The Attorney-General, Mark Dreyfus, would be granted special power to limit the ability of the NACC to conduct searches of commonwealth agencies, but only if he believed such a search “might prejudice the security or defence of the commonwealth”.
Under the NACC’s proposed telecommunications interception and surveillance devices powers, no one, including the Prime Minister, would be exempt.
The NACC bill contains only limited exceptions from the commission’s jurisdiction – for example, for members of the judiciary – to reflect the constitutional separation of powers.
While the commission has broad powers to search commonwealth agencies without a warrant, parliamentary offices and MPs’ electorate offices or homes cannot be searched without a warrant.
The NACC would also require a warrant to search premises occupied by the ABC and SBS under the NACC.
Warrants would be required to search other media outlets, The Australian understands, with safeguards around revealing sources.
While “prohibited and restricted Defence areas” are exempt from the NACC’s remit, this does not include the Department of Defence or the Department of Foreign Affairs and Trade.
Similar powers of searching without warrants and intercepting telecommunications are available to state anti-corruption commissions, with the NSW ICAC last year tapping the phone of former premier Gladys Berejiklian and MP Daryl Maguire.
Former NSW Supreme Court judge and Centre for Public Integrity chairman Anthony Whealy said it was appropriate the NACC be allowed to exercise the powers given to root out corruption “no matter the rank” of those it was investigating.
“If (the commission) is investigating something the prime minister or ministers have done, they should certainly use those tactics,” he said. “The threshold … is serious or systemic corruption. If they’re investigating very serious wrongdoing, they have the right to use all their powers.”
Australian Lawyers Alliance criminal justice spokesman Greg Barns said there was nothing in the bill to prevent the commission from surveilling a prime minister or members of cabinet if necessary, but he said it was possible information gleaned from tapped phones would not be used on national security grounds. “They could claim some sort of privilege, whether cabinet in confidence or national security.”
Mr Barns said the power for the attorney-general to exempt a premises from being searched without a warrant through the stroke of a pen was “extraordinary … What’s to stop a government saying that immigration detention, for example, where there are complaints about corruption, being exempt.
“I find that an extraordinary power.
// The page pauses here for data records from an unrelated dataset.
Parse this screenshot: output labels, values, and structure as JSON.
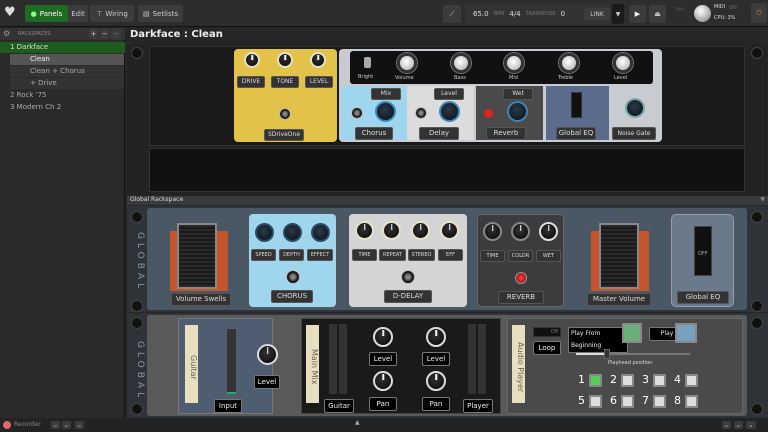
{
  "toolbar": {
    "panels": "Panels",
    "edit": "Edit",
    "wiring": "Wiring",
    "setlists": "Setlists",
    "bpm": "65.0",
    "bpm_unit": "BPM",
    "time_sig": "4/4",
    "transpose_label": "TRANSPOSE",
    "transpose": "0",
    "link": "LINK",
    "trim_label": "TRIM",
    "midi": "MIDI",
    "cpu": "CPU: 3%"
  },
  "sidebar": {
    "header": "RACKSPACES",
    "add": "+",
    "remove": "−",
    "more": "···",
    "items": [
      {
        "label": "1  Darkface"
      },
      {
        "label": "Clean"
      },
      {
        "label": "Clean + Chorus"
      },
      {
        "label": "+ Drive"
      },
      {
        "label": "2  Rock '75"
      },
      {
        "label": "3  Modern Ch 2"
      }
    ]
  },
  "main": {
    "title": "Darkface : Clean"
  },
  "rack": {
    "drive": {
      "knobs": [
        "DRIVE",
        "TONE",
        "LEVEL"
      ],
      "name": "SDriveOne"
    },
    "amp": {
      "switch": "Bright",
      "knobs": [
        "Volume",
        "Bass",
        "Mid",
        "Treble",
        "Level"
      ]
    },
    "chorus": {
      "param": "Mix",
      "name": "Chorus"
    },
    "delay": {
      "param": "Level",
      "name": "Delay"
    },
    "reverb": {
      "param": "Wet",
      "name": "Reverb"
    },
    "eq": {
      "name": "Global EQ"
    },
    "gate": {
      "name": "Noise Gate"
    }
  },
  "global": {
    "bar": "Global Rackspace",
    "side": "GLOBAL",
    "swell": "Volume Swells",
    "chorus": {
      "knobs": [
        "SPEED",
        "DEPTH",
        "EFFECT"
      ],
      "name": "CHORUS"
    },
    "ddelay": {
      "knobs": [
        "TIME",
        "REPEAT",
        "STEREO",
        "EFF"
      ],
      "name": "D-DELAY"
    },
    "reverb": {
      "knobs": [
        "TIME",
        "COLOR",
        "WET"
      ],
      "name": "REVERB"
    },
    "master": "Master Volume",
    "eq": {
      "state": "OFF",
      "name": "Global EQ"
    }
  },
  "global2": {
    "side": "GLOBAL",
    "guitar": {
      "ribbon": "Guitar",
      "input": "Input",
      "level": "Level"
    },
    "mix": {
      "ribbon": "Main Mix",
      "level1": "Level",
      "level2": "Level",
      "pan1": "Pan",
      "pan2": "Pan",
      "ch1": "Guitar",
      "ch2": "Player"
    },
    "player": {
      "ribbon": "Audio Player",
      "toggle": "Off",
      "loop": "Loop",
      "play_begin": "Play From Beginning",
      "play": "Play",
      "playhead_label": "Playhead position",
      "playhead": 0.27,
      "slots": [
        "1",
        "2",
        "3",
        "4",
        "5",
        "6",
        "7",
        "8"
      ]
    }
  },
  "status": {
    "recorder": "Recorder"
  },
  "colors": {
    "accent": "#1e6b22",
    "drive": "#e3c24a",
    "chorus": "#9fd6ee",
    "eq": "#5b6b8c"
  }
}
It requires only for the attorney-general to say it ‘might’ prejudice security or defence. Not ‘will’, not ‘shall’ and not with ‘reasonable belief’. Just ‘might’.”
Mr Dreyfus on Thursday confirmed he wanted the commission to be “up and running” by the middle of next year and signalled he would be “prepared to look at any ideas brought forward” when it came to the threshold of holding public hearings.
Independent MPs continued to call for a lower threshold for the NACC to conduct public hearings. In its current form, the bill says the commission can hold public hearings only in “exceptional circumstances” and if it is in the public interest.
Independent senator David Pocock had “real concerns around having such a high bar for public hearings” when asked how he would vote on the bill, hoped to pass by the end of the year.
Asked whether he would change this language, given the opposition to it from the crossbench and the Greens, Mr Dreyfus told the ABC: “We are prepared to look at any ideas people bring forward to improve this bill.”
Mr Albanese said he believed the government had got the balance right in ensuring accountability for those engaged in corruption, while ensuring those involved in an inquiry weren’t unjustly “smeared”.
“We’ll have (parliamentary) hearings; if there are sensible suggestions put forward, then we of course are open to that … But I’m very confident we’ve got the model right,” he said.
Peter Dutton, who on Wednesday confirmed the Coalition’s provisional support for the bill, warned against bending to calls for the “exceptional circumstances” threshold to be removed. “I want a body that has teeth, but I don’t pursue the Greens and the teals attack on it because what they want is instability,” the Opposition Leader told 2GB on Thursday.